REHMCould be of help. All right. And to Dmitri in Wallingford, Connecticut. Hi, you're on the air.
DMITRIHi. My name is Dmitri. I'm 20 years old and I've experimented with psychedelics throughout all my life. I did mushrooms when I was 15 years old and I have no doubt of the therapeutic benefits and the life-changing epiphanies that can happen while under the influence of these drugs, especially from Psilocybin. My question is, what in the political climate, in the medicinal political climate, has allowed this discussion and these tests to go on today and not maybe when the research was being studied in the '70s?
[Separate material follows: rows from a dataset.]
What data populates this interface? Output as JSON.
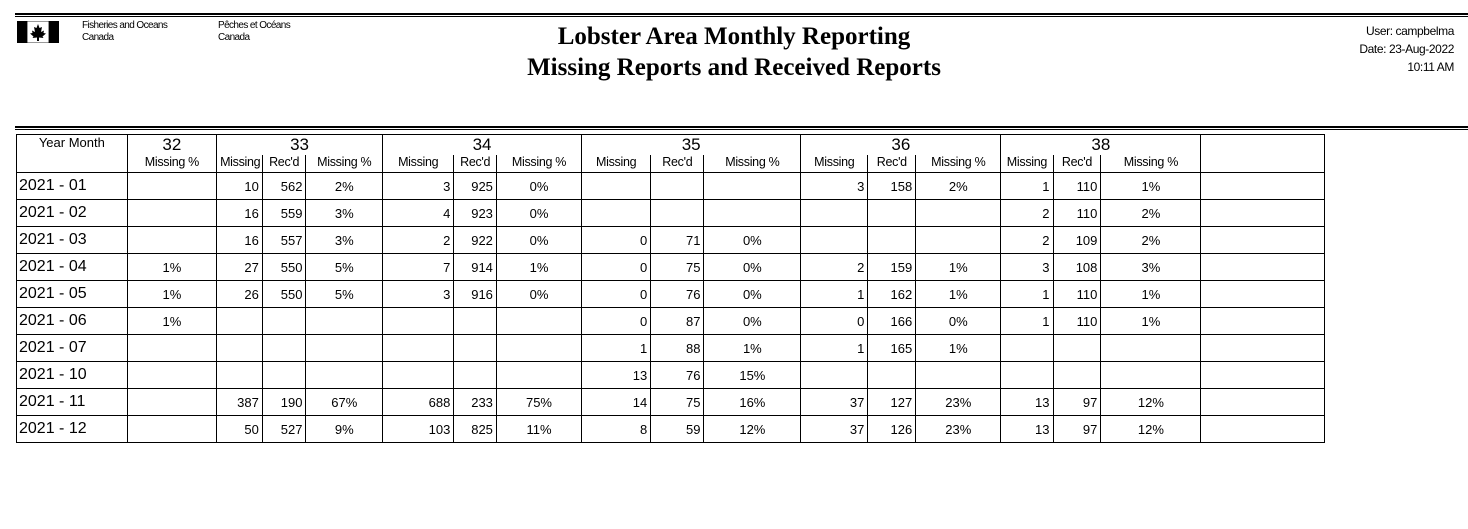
{
  "header": {
    "dept_en": [
      "Fisheries and Oceans",
      "Canada"
    ],
    "dept_fr": [
      "Pêches et Océans",
      "Canada"
    ],
    "title_line1": "Lobster Area Monthly Reporting",
    "title_line2": "Missing Reports and Received Reports",
    "user": "User: campbelma",
    "date": "Date: 23-Aug-2022",
    "time": "10:11 AM"
  },
  "table": {
    "year_month_label": "Year Month",
    "areas": [
      "32",
      "33",
      "34",
      "35",
      "36",
      "38"
    ],
    "labels": {
      "missing": "Missing",
      "recd": "Rec'd",
      "missing_pct": "Missing %"
    },
    "rows": [
      [
        "2021 - 01",
        "",
        "10",
        "562",
        "2%",
        "3",
        "925",
        "0%",
        "",
        "",
        "",
        "3",
        "158",
        "2%",
        "1",
        "110",
        "1%"
      ],
      [
        "2021 - 02",
        "",
        "16",
        "559",
        "3%",
        "4",
        "923",
        "0%",
        "",
        "",
        "",
        "",
        "",
        "",
        "2",
        "110",
        "2%"
      ],
      [
        "2021 - 03",
        "",
        "16",
        "557",
        "3%",
        "2",
        "922",
        "0%",
        "0",
        "71",
        "0%",
        "",
        "",
        "",
        "2",
        "109",
        "2%"
      ],
      [
        "2021 - 04",
        "1%",
        "27",
        "550",
        "5%",
        "7",
        "914",
        "1%",
        "0",
        "75",
        "0%",
        "2",
        "159",
        "1%",
        "3",
        "108",
        "3%"
      ],
      [
        "2021 - 05",
        "1%",
        "26",
        "550",
        "5%",
        "3",
        "916",
        "0%",
        "0",
        "76",
        "0%",
        "1",
        "162",
        "1%",
        "1",
        "110",
        "1%"
      ],
      [
        "2021 - 06",
        "1%",
        "",
        "",
        "",
        "",
        "",
        "",
        "0",
        "87",
        "0%",
        "0",
        "166",
        "0%",
        "1",
        "110",
        "1%"
      ],
      [
        "2021 - 07",
        "",
        "",
        "",
        "",
        "",
        "",
        "",
        "1",
        "88",
        "1%",
        "1",
        "165",
        "1%",
        "",
        "",
        ""
      ],
      [
        "2021 - 10",
        "",
        "",
        "",
        "",
        "",
        "",
        "",
        "13",
        "76",
        "15%",
        "",
        "",
        "",
        "",
        "",
        ""
      ],
      [
        "2021 - 11",
        "",
        "387",
        "190",
        "67%",
        "688",
        "233",
        "75%",
        "14",
        "75",
        "16%",
        "37",
        "127",
        "23%",
        "13",
        "97",
        "12%"
      ],
      [
        "2021 - 12",
        "",
        "50",
        "527",
        "9%",
        "103",
        "825",
        "11%",
        "8",
        "59",
        "12%",
        "37",
        "126",
        "23%",
        "13",
        "97",
        "12%"
      ]
    ]
  }
}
How come it is today and right now that this -- what permits it?
SHRODERWell, that's a -- a big part of my book is about this and that's what is a small group of people who weren't willing to go underground with what they believed to be the tremendous potential benefits of these drugs, battled for basically 30 years to overcome extreme prejudice among governing authorities against these drugs in order to persuade the FDA -- and Michael Mithoefter was part of this -- and it took -- let me just say that these drugs are not being evaluated by authorities the way any other drug -- let's say a drug was just invented and it got these kind of promising results.
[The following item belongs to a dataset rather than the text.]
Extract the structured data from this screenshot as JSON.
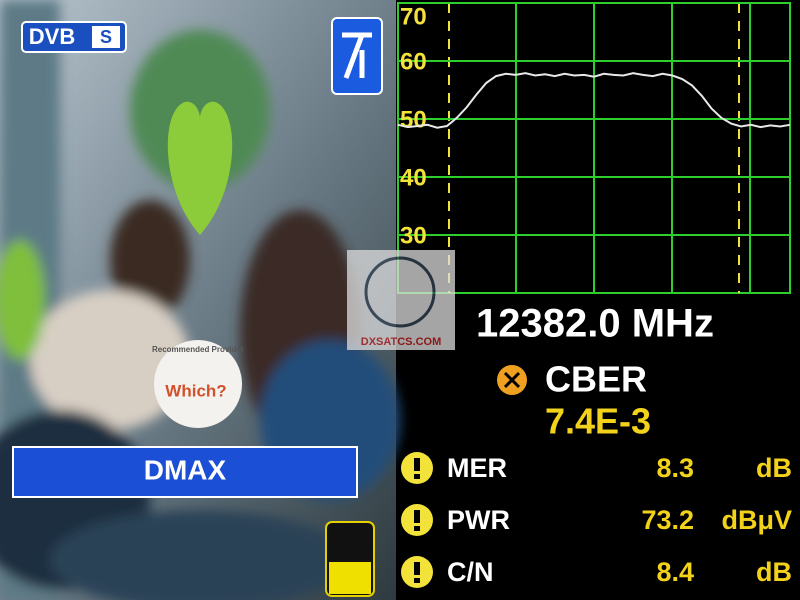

SHRODERIt would get tremendous support with -- we have as many as half a million veterans coming back from Iraq and Afghanistan with life-threatening PTSD symptoms and the current treatments just aren't doing enough. And here's a treatment that appears to be incredibly promising at the very least and the Department of Defense has not contributed a single dime to this research.
REHMAnd you want to see it made far more widely available through specialized clinics.
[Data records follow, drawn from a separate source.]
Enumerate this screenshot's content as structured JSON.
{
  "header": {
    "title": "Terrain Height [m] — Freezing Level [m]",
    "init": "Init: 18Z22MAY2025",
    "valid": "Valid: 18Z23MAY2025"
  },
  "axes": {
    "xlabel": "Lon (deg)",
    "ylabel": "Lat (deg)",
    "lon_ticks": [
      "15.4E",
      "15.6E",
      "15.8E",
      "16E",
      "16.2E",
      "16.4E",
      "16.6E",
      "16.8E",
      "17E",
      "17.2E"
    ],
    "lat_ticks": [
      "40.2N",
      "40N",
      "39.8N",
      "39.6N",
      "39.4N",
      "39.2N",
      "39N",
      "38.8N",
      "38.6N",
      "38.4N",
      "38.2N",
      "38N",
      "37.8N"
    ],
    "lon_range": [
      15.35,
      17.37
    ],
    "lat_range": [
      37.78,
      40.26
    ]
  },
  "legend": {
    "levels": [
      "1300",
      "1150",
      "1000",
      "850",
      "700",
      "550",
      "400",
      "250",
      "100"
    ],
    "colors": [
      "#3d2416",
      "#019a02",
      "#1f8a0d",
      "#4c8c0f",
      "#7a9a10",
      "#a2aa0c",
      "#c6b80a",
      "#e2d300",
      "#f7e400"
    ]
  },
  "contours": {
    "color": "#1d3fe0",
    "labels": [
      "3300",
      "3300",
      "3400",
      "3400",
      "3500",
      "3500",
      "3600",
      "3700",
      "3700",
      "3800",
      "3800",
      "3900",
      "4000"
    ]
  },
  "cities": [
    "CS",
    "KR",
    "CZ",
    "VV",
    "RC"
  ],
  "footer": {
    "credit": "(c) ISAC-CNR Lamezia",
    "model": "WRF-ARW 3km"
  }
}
SHRODERWell, I want to see the research to be put on a fast track and hurried through rather an lingering. And it would take a minimum of, I would say, 10 years, maybe more at the current rate and the people who are doing it, they're doing things like -- they're doing indie go-go campaigns to raise, you know, tens of thousands of dollars when, you know, the Pentagon has enough money in its couch cushions to fund this research and speed it along.
REHMAll right. One last quick question. I know that Johns Hopkins is also researching Psilocybin to treat depression in cancer patients.
SHRODERYes, yes. And depression and anxiety in people who have terminal cancer diagnosis.
REHMBut you, Dr. Giordano, have some ethical concerns about this.
GIORDANOWell, I mean, they're not necessarily ethical concerns. They're practical concerns as well. I mean, I think the use of these types of hallucinogenic agents in terminal patients produces what is sometimes referred to as terminal euphoria. For the right patient, once again, this is exactly the circumstance we want. What we're afraid of is broad scale use where these individuals are now seeking these drugs illicitly.
REHMAll right. We'll have to leave it at that. Very interesting discussion, however. And I want to thank you, Dr. James Giordano, Tom Shroder, for your book "Acid Test" and Dr. Michael Mithoefer in South Carolina. Thanks for listening all. I'm Diane Rehm.